Over at the Financial Times, a panel discussed the realities of AI — what it can and cannot do, and what it may mean for the future. AI was defined as “any machine that does things a brain can do.” Intelligent machines under that definition still have many limitations; we are a long way from the kill-bot cyborgs from the Terminator.
Machine intelligence is not likely to replace humans in the near future -- but it will continue to evolve as a valuable tool. Because of developments in neural technology and data collection, as well as increased computing power, we can use a.i. to augment many human activities. And streamline repetitive manufacturing processes. Such machine intelligence will continue to increase capability to perform routine tasks involving language and pattern recognition, as well as assist in medical diagnoses and treatment. Used properly, intelligent machines can improve outcomes for products and services.

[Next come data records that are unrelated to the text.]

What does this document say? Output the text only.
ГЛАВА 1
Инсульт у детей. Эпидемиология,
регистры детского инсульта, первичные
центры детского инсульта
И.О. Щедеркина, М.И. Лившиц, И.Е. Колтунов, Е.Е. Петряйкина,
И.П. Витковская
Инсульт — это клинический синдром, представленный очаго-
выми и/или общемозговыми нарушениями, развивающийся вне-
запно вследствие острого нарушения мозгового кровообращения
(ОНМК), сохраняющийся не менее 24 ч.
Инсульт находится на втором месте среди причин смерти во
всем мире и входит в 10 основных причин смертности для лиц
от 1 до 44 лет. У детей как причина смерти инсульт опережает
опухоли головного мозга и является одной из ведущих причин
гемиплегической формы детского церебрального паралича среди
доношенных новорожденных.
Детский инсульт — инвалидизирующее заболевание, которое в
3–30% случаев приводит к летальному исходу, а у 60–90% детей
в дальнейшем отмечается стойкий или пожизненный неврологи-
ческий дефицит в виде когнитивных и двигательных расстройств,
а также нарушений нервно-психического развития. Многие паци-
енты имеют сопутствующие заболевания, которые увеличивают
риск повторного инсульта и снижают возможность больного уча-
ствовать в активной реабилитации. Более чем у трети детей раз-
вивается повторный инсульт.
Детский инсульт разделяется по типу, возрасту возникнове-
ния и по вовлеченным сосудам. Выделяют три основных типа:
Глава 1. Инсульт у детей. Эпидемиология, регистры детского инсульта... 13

"...professional services, law firms have applied language recognition to assess contracts, streamline redaction and sift materials for review in litigation cases, as well as to analyse judgments. The London firm Clifford Chance notes, however, that the facilitation of processes does not yet “transform the legal approach”.
Prof Susskind says: “I am in no doubt that much of the work of today’s lawyers will be taken on by tomorrow’s machines.” This could have major implications for how lawyers are trained and recruited.
It should be obvious that organizations should be thinking creatively about how to incorporate a.i. into their strategies.